Die Analyse ergab ein systemisches Gesamtgefüge von acht Kategorien sowie einer Unterkategorie, welche das dominikanische Identitätsverständnis maßgeblich prägen. Territorialität, nationale Kollektivität und Wertemuster spielen dabei ebenso eine Rolle wie historische Unabhängigkeits- und ethno-kulturelle Abstammungsmythen. Die Differenzierung zu Haiti unter Ausblendung offensichtlicher Analogien manifestierte sich als besonders einprägsame Identifikationskategorie. Verdichtend lässt sich die dominikanische Identität als konstruktivistische kultur-historische Homogenisierung gepaart mit anti-haitianischer Kontrastivität beschreiben. Vor dem theoretischen Hintergrund des Historischen Ethnosymbolismus fungiert die haitianische Bevölkerungsminderheit in der Dominikanischen Republik als Katalysator einer subjektiven nationalen Homogenität und verstärkt so differenzierende und exkludierende Identifikationsmuster. Die sozial-konstituierte Identitätskategorisierung kann deshalb als racialized identity beschrieben werden.

Das Streben nach einer „Europäisierung“ der nationalen Identität sowie der illusorische Wunsch einer möglichst „weißen“ Bevölkerung ist kennzeichnend für das Identitätsempfinden in der Dominikanischen Republik. Besonders während der Trujillo-Diktatur genoss dieses sog. blanqueamiento politische Priorität: Umfassende Siedlungsprogramme für europäische Einwanderer oder jüdische Flüchtlinge während des Nazi-Regimes in Deutschland, aber auch staatlich forcierte Massaker zur Auslöschung afrikanischstämmiger Haitianer auf dominikanischem Territorium zeugen davon. Diese politisch forcierte Verzerrung der dominikanischen Nation als haitianischer Antagonismus manifestiert sich in einem dogmatischen Identitätsverständnis, zu dessen Aufrechterhaltung die Regierung maßgeblich beiträgt.

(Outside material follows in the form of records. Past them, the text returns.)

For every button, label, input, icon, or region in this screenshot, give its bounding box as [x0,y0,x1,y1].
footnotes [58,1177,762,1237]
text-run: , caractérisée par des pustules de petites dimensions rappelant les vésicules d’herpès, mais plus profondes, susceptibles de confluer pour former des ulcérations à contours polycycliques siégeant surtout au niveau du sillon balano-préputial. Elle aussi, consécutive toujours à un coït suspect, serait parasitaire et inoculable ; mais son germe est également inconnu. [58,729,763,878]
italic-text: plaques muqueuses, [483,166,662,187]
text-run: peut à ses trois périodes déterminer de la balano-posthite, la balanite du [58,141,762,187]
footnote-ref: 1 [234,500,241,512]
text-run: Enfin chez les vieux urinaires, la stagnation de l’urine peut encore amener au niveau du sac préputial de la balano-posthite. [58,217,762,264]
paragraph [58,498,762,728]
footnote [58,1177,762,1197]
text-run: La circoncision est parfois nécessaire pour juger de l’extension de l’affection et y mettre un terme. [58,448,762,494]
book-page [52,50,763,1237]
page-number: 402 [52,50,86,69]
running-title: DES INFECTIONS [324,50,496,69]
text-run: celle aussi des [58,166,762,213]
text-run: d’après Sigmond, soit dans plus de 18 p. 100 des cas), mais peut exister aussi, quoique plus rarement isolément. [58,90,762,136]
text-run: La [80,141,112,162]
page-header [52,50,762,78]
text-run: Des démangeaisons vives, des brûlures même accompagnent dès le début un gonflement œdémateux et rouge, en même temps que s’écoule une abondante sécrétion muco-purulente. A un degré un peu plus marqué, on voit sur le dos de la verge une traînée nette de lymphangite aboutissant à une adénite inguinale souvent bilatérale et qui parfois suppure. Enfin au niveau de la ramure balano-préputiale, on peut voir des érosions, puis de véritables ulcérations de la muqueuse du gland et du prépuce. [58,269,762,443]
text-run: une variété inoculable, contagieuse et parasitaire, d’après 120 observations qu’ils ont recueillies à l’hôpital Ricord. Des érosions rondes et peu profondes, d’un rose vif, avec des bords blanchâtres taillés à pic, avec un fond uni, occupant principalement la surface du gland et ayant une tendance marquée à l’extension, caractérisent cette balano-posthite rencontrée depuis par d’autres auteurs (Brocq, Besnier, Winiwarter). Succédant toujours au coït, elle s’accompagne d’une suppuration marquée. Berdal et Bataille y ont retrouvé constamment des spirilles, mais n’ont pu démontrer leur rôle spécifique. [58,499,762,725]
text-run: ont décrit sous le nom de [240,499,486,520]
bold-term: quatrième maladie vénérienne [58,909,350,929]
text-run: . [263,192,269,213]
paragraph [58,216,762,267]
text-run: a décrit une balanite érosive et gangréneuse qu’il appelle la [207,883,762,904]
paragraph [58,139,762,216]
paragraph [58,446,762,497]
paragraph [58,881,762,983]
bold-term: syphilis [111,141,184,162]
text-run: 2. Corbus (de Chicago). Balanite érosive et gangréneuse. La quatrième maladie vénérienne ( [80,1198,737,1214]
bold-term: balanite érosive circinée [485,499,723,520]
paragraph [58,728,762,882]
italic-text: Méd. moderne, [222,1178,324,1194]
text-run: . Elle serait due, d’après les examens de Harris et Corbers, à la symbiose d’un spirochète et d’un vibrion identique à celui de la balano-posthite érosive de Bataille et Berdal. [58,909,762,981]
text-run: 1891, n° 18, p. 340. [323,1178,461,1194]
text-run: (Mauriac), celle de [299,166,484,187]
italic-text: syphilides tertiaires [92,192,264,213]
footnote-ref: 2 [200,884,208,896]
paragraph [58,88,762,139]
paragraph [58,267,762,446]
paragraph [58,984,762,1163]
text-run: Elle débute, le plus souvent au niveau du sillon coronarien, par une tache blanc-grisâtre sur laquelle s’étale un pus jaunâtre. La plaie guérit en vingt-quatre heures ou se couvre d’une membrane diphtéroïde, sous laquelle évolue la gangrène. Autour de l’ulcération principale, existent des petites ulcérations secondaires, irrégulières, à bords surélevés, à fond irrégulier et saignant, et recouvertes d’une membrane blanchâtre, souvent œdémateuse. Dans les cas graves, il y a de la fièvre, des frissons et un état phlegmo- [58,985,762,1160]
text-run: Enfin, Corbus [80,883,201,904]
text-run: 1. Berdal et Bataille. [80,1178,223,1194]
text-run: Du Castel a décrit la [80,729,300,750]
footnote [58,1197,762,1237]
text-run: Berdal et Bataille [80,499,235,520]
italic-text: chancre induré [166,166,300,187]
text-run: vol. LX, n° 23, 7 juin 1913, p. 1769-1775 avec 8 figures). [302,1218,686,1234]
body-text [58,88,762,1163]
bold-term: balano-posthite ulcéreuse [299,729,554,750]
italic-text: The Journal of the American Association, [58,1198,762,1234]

Die Masterarbeit veranschaulicht Strukturen und Erklärungsmuster der dominikanischen Identität, die maßgeblich auf anti-haitianischen Idealen fußt. Zudem wird gezeigt, welche essenzielle Rolle machtpolitischen Strukturen bei der Etablierung der negrophoben und europhilen Selbstwahrnehmung in der Dominikanischen Republik zukommt. Die Rückbesinnung auf die präkoloniale Taíno-Kultur könnte wichtige Impulse für eine Neuausrichtung der verkrusteten dominikanischen Selbstverortung setzen. Der Einfluss der politischen Führungselite wird jedoch entscheidend sein, um in der Zukunft eine nachhaltige Verschiebung des dominikanischen Identitätsverständnisses zu erreichen.